Born of Osiris "Soul Sphere"

With each release, Born of Osiris find themselves burdened with heightened expectations and limitless potential. Throughout the past four albums, the band has showcased some moments of intense creative outputs that has helped distance themselves from the masses. With their signature song structure, colorful synth approach and Lee Mckinney's wonderful lead intricacies there's not much that could really go wrong on a BOO release.
     It's more of the same on Soul Sphere and the group does fail to break through that explosive peak they always seem to hover around. This isn't really a disappointment as much as it has become an expectation. Since their debut when the album peaks with the end of "The Takeover" and the band only picks it up marginally on their sophomore outing, they've never really gone off the deep end like I would have expected them to, like what BTBAM has done for example.
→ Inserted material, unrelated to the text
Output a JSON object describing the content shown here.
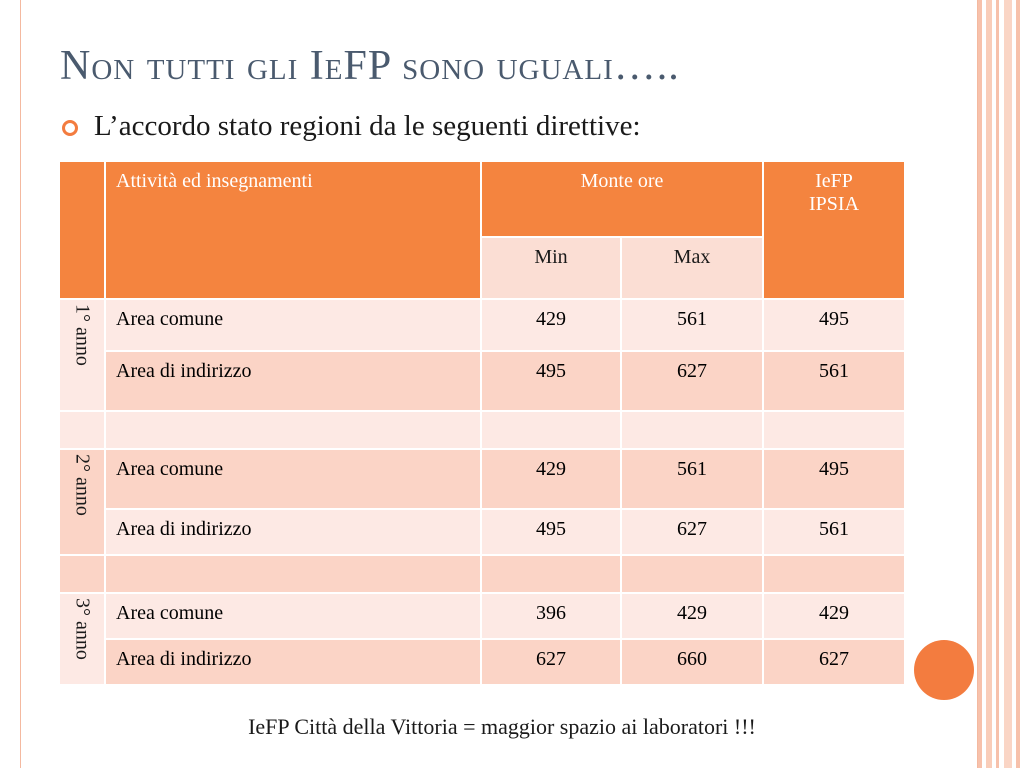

What we do get however are some true gems to be housed in the catalogue with "Goddess of the Dawn" exploding with awesome leads and a soaring chorus, and "The Composer" stretching the vocals out in slightly new directions.
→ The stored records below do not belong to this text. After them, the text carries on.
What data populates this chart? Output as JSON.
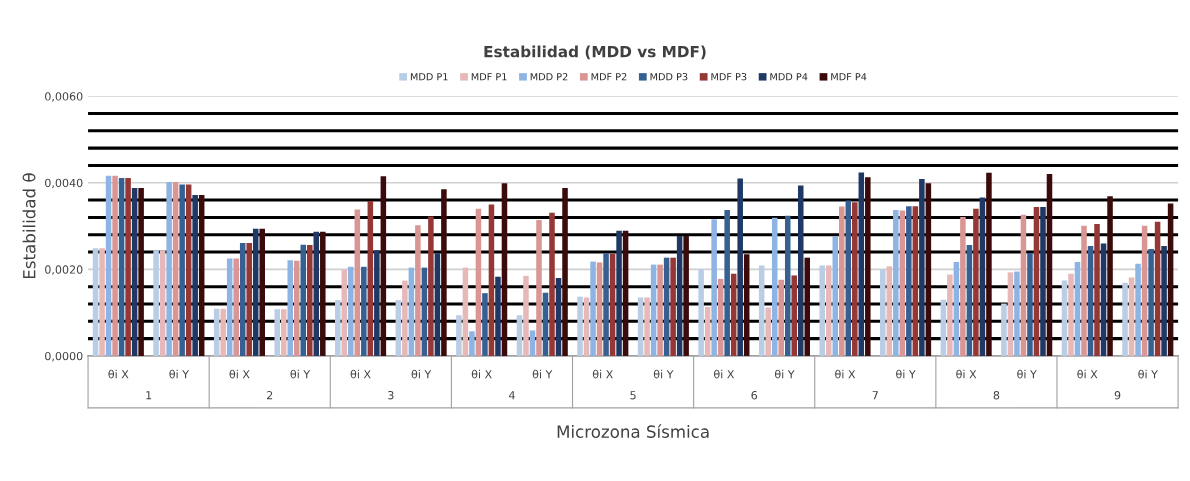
{
  "chart_data": {
    "type": "bar",
    "title": "Estabilidad (MDD vs MDF)",
    "ylabel": "Estabilidad θ",
    "xlabel": "Microzona Sísmica",
    "categories": [
      "θi X",
      "θi Y",
      "θi X",
      "θi Y",
      "θi X",
      "θi Y",
      "θi X",
      "θi Y",
      "θi X",
      "θi Y",
      "θi X",
      "θi Y",
      "θi X",
      "θi Y",
      "θi X",
      "θi Y",
      "θi X",
      "θi Y"
    ],
    "annotations": [
      "1",
      "2",
      "3",
      "4",
      "5",
      "6",
      "7",
      "8",
      "9"
    ],
    "series": [
      {
        "name": "MDD P1",
        "color": "#b9cde5",
        "values": [
          0.00249,
          0.00244,
          0.00109,
          0.00108,
          0.00129,
          0.00129,
          0.00094,
          0.00094,
          0.00137,
          0.00135,
          0.00201,
          0.00209,
          0.00209,
          0.002,
          0.0013,
          0.00121,
          0.00174,
          0.00169
        ]
      },
      {
        "name": "MDF P1",
        "color": "#e6b9b8",
        "values": [
          0.00249,
          0.00244,
          0.00109,
          0.00108,
          0.00199,
          0.00174,
          0.00204,
          0.00185,
          0.00135,
          0.00135,
          0.00113,
          0.00112,
          0.00209,
          0.00207,
          0.00188,
          0.00193,
          0.0019,
          0.00181
        ]
      },
      {
        "name": "MDD P2",
        "color": "#8eb4e3",
        "values": [
          0.00416,
          0.00402,
          0.00225,
          0.00221,
          0.00206,
          0.00204,
          0.00057,
          0.00059,
          0.00218,
          0.00211,
          0.00316,
          0.00319,
          0.00277,
          0.00337,
          0.00217,
          0.00195,
          0.00217,
          0.00213
        ]
      },
      {
        "name": "MDF P2",
        "color": "#d99694",
        "values": [
          0.00416,
          0.00402,
          0.00225,
          0.0022,
          0.00338,
          0.00302,
          0.0034,
          0.00314,
          0.00216,
          0.00211,
          0.00178,
          0.00176,
          0.00345,
          0.00336,
          0.00321,
          0.00326,
          0.00301,
          0.00301
        ]
      },
      {
        "name": "MDD P3",
        "color": "#376092",
        "values": [
          0.00411,
          0.00396,
          0.00261,
          0.00257,
          0.00206,
          0.00204,
          0.00145,
          0.00146,
          0.00237,
          0.00227,
          0.00337,
          0.00324,
          0.00359,
          0.00346,
          0.00256,
          0.00238,
          0.00254,
          0.00247
        ]
      },
      {
        "name": "MDF P3",
        "color": "#953735",
        "values": [
          0.00411,
          0.00396,
          0.00261,
          0.00256,
          0.00358,
          0.00322,
          0.0035,
          0.00331,
          0.00236,
          0.00227,
          0.0019,
          0.00186,
          0.00355,
          0.00346,
          0.0034,
          0.00344,
          0.00305,
          0.0031
        ]
      },
      {
        "name": "MDD P4",
        "color": "#1f3864",
        "values": [
          0.00388,
          0.00372,
          0.00294,
          0.00287,
          0.00244,
          0.00237,
          0.00183,
          0.0018,
          0.00289,
          0.00277,
          0.0041,
          0.00394,
          0.00424,
          0.00409,
          0.00366,
          0.00344,
          0.0026,
          0.00254
        ]
      },
      {
        "name": "MDF P4",
        "color": "#3b0b0b",
        "values": [
          0.00388,
          0.00372,
          0.00294,
          0.00287,
          0.00415,
          0.00385,
          0.00399,
          0.00388,
          0.00289,
          0.00277,
          0.00235,
          0.00227,
          0.00413,
          0.00399,
          0.00423,
          0.0042,
          0.00369,
          0.00352
        ]
      }
    ],
    "ylim": [
      0,
      0.006
    ],
    "yticks": [
      {
        "value": 0,
        "label": "0,0000"
      },
      {
        "value": 0.0004,
        "label": null
      },
      {
        "value": 0.0008,
        "label": null
      },
      {
        "value": 0.0012,
        "label": null
      },
      {
        "value": 0.0016,
        "label": null
      },
      {
        "value": 0.002,
        "label": "0,0020"
      },
      {
        "value": 0.0024,
        "label": null
      },
      {
        "value": 0.0028,
        "label": null
      },
      {
        "value": 0.0032,
        "label": null
      },
      {
        "value": 0.0036,
        "label": null
      },
      {
        "value": 0.004,
        "label": "0,0040"
      },
      {
        "value": 0.0044,
        "label": null
      },
      {
        "value": 0.0048,
        "label": null
      },
      {
        "value": 0.0052,
        "label": null
      },
      {
        "value": 0.0056,
        "label": null
      },
      {
        "value": 0.006,
        "label": "0,0060"
      }
    ],
    "grid": "y",
    "legend": "top"
  }
}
     It's surprising that Born of Osiris hasn't become a more commercially oriented outfit. Their vocals have swayed lightly from their origins but that's for obvious reasons of growth and aging. The melodic choruses that make themselves prevalent in so many metalcore and hardcore bands a few albums into their respective discographies don't seem to have plagued BOO at all since they began their career.
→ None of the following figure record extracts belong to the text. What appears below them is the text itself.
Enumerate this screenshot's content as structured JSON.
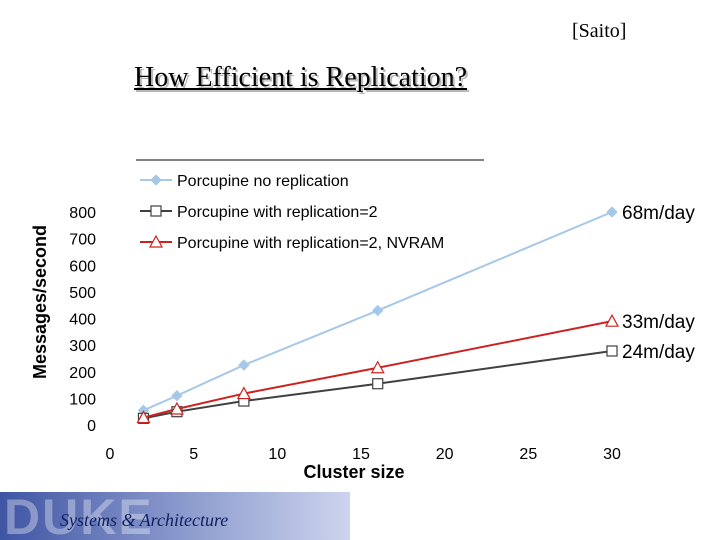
{
  "citation": "[Saito]",
  "slide_title": "How Efficient is Replication?",
  "footer": {
    "logo_text": "DUKE",
    "subtitle": "Systems & Architecture"
  },
  "chart_data": {
    "type": "line",
    "xlabel": "Cluster size",
    "ylabel": "Messages/second",
    "xlim": [
      0,
      30
    ],
    "ylim": [
      0,
      800
    ],
    "xticks": [
      0,
      5,
      10,
      15,
      20,
      25,
      30
    ],
    "yticks": [
      0,
      100,
      200,
      300,
      400,
      500,
      600,
      700,
      800
    ],
    "grid": false,
    "legend_position": "top",
    "series": [
      {
        "name": "Porcupine no replication",
        "color": "#a6c8e8",
        "marker": "diamond",
        "x": [
          2,
          4,
          8,
          16,
          30
        ],
        "y": [
          55,
          110,
          225,
          430,
          800
        ],
        "end_label": "68m/day"
      },
      {
        "name": "Porcupine with replication=2",
        "color": "#404040",
        "marker": "square",
        "x": [
          2,
          4,
          8,
          16,
          30
        ],
        "y": [
          25,
          50,
          90,
          155,
          278
        ],
        "end_label": "24m/day"
      },
      {
        "name": "Porcupine with replication=2, NVRAM",
        "color": "#cc2222",
        "marker": "triangle",
        "x": [
          2,
          4,
          8,
          16,
          30
        ],
        "y": [
          28,
          60,
          118,
          215,
          390
        ],
        "end_label": "33m/day"
      }
    ]
  }
}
     There's been some great growth and development in the guitars and songwriting, which is to be expected when such talented musicians jam together and tour for over a decade. Some of the electronic elements may have been expanded and explored a little more on this album than the others, but it's nothing that can't be appreciated and enjoyed on an album that does display heavy electronic elements at times. Soul Sphere does accomplish everything we would want it to, and gives us new intensity into an already highly regarded collection.